The doctors came up with a plan to monitor Elijah and if thing hadn’t gotten better in two weeks we would take him to Blank and see a GI specialist. My heart was sinking. I went off dairy and again things got worse. This time we decided we’d also listen to our guts. We decided I’d go back on dairy and see what would happen. He was okay. He stayed symptom free for a week and then the blood came back. We have now seen a specialist and done extra testing with still no sure answers. Our pediatrician believes his rotavirus was so bad it messed up his GI tract so much that it is just taking longer to heal. The good thing is we don’t believe he has tumors like our daughter. It’s been over 3 months since he had the virus and he is just now starting to bounce back and we are so thankful.
I write this to say, advocate. Advocate, advocate, advocate.

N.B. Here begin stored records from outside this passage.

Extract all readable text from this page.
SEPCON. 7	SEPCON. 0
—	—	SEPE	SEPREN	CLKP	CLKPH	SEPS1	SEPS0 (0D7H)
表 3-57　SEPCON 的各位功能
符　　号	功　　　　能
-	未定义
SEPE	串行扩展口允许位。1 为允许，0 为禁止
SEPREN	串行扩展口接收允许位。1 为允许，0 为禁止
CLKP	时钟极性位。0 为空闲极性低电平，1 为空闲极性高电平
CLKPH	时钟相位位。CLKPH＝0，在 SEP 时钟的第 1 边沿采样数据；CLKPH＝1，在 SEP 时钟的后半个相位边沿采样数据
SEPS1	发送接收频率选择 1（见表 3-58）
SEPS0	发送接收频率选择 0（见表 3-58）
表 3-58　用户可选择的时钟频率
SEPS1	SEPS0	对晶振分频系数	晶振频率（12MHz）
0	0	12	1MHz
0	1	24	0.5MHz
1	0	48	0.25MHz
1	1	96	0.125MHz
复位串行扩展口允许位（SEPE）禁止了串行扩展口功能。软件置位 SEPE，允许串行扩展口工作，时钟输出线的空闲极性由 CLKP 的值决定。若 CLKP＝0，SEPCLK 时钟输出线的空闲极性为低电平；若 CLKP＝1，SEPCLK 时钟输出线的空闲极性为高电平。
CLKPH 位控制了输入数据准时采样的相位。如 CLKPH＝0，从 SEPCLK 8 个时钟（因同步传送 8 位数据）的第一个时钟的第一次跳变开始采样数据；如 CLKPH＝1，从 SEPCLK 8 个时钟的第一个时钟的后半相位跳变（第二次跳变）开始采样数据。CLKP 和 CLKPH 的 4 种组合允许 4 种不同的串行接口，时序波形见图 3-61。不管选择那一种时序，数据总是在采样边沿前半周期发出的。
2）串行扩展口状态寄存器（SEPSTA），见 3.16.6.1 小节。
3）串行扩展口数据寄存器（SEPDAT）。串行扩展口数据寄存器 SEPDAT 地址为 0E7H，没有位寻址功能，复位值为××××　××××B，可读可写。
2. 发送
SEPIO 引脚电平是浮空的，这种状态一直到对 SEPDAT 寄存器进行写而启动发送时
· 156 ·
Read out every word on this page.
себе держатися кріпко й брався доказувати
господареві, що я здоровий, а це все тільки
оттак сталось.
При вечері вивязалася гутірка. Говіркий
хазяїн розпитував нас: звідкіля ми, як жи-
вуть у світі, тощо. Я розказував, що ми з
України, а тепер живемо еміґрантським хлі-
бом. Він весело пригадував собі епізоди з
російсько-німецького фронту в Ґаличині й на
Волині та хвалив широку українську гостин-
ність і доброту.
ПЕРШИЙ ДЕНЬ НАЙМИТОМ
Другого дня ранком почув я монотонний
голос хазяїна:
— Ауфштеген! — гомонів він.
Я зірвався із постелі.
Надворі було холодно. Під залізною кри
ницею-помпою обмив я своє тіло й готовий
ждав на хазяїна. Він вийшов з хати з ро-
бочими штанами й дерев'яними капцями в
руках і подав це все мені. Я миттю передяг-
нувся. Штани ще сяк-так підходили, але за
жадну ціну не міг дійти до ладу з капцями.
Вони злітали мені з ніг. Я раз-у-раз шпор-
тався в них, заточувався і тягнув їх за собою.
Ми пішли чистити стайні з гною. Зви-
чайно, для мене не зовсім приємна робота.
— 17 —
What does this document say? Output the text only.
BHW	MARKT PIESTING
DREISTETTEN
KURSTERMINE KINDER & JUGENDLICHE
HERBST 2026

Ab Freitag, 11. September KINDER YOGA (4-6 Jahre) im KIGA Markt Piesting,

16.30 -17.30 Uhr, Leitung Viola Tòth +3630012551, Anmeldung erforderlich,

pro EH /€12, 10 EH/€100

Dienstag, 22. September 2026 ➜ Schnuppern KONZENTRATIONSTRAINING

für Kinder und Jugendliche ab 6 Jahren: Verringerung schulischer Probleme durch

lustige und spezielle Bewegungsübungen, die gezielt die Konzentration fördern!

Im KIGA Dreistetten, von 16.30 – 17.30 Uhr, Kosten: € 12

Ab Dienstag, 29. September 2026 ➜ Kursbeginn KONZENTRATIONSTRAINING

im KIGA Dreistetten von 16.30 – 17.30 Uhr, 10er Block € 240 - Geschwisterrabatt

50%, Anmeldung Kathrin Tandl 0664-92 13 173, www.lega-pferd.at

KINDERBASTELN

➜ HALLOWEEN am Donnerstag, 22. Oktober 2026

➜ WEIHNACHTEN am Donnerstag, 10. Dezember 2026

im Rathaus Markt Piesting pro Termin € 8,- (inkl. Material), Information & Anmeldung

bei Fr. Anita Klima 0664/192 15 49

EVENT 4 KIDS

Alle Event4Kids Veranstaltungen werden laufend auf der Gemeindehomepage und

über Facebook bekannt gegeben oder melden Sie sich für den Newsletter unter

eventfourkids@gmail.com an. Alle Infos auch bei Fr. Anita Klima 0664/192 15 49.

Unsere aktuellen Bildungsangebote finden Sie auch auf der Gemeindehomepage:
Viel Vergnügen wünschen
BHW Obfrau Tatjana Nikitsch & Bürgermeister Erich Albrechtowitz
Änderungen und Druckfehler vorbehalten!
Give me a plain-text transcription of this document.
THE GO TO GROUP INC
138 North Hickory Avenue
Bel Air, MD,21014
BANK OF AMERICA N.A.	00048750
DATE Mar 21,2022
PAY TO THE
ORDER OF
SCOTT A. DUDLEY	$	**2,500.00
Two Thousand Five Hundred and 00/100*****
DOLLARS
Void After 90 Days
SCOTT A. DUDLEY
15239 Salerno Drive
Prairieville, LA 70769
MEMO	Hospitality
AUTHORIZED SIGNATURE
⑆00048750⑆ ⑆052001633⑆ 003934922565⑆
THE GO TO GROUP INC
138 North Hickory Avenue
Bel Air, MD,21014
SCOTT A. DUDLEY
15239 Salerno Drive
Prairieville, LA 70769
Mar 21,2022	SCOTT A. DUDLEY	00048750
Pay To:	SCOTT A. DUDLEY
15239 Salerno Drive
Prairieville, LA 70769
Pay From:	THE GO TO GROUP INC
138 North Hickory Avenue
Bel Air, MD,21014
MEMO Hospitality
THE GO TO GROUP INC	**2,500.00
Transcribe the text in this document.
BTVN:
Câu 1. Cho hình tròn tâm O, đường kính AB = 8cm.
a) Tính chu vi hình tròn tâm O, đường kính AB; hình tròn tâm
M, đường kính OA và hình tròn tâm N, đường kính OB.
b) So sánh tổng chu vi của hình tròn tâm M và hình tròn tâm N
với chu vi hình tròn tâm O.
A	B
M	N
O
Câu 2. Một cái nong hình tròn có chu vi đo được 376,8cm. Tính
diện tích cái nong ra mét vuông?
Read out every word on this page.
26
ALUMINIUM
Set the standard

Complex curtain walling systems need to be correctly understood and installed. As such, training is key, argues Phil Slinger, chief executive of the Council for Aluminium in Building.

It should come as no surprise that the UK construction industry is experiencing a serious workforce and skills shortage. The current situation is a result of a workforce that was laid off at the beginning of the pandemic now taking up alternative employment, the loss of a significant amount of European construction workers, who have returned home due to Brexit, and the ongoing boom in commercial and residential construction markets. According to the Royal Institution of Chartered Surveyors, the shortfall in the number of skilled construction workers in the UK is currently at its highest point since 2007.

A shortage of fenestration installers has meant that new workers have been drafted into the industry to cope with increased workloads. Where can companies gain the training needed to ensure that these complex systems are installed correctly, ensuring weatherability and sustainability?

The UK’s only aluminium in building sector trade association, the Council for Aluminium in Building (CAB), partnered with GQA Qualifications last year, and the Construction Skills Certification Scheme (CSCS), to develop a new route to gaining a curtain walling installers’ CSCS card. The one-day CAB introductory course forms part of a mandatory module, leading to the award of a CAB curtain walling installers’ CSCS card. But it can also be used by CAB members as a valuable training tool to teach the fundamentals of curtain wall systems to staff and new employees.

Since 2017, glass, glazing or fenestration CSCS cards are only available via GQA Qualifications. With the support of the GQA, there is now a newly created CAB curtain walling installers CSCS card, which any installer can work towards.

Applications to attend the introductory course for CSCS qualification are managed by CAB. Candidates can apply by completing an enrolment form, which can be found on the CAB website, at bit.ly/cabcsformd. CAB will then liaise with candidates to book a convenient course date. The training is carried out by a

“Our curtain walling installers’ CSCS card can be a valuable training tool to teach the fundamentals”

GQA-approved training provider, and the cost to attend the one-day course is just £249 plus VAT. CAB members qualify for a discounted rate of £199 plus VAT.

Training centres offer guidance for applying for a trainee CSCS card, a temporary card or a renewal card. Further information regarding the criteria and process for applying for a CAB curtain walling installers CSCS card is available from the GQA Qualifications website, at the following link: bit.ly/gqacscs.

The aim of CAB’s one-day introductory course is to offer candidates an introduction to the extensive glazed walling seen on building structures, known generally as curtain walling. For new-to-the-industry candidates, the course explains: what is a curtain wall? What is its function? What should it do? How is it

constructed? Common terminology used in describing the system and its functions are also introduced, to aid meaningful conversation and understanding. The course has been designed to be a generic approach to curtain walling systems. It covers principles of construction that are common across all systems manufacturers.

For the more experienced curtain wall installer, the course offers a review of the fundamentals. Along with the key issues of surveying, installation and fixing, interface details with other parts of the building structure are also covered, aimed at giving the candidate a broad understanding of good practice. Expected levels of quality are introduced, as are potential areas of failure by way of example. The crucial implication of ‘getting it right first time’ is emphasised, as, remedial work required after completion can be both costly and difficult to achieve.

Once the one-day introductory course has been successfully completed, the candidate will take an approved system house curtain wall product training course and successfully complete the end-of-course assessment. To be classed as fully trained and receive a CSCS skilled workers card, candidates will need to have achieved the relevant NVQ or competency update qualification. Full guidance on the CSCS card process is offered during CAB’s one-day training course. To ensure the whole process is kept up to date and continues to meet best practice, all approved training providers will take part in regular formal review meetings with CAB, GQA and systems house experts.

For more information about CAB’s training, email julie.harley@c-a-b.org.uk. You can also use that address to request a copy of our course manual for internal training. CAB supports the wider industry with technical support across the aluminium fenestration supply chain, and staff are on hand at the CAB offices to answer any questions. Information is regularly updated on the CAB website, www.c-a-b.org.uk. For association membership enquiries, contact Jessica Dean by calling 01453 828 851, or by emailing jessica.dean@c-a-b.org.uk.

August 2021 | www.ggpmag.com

Your child can’t always tell you what’s wrong or maybe explain it best. However, YOU know your child. We love our pediatricians but we also know they can’t see the whole scope of our kids because they aren’t with them all the time like we are. Speak up and don’t be afraid. I use to be afraid to call the nurses one too many times or to ask one too many questions but now I know that’s what I need to do to help our children. Find a pediatrician that you trust and will listen to you. You don’t need to settle and you shouldn’t. Your sweet babes deserve it and so do you!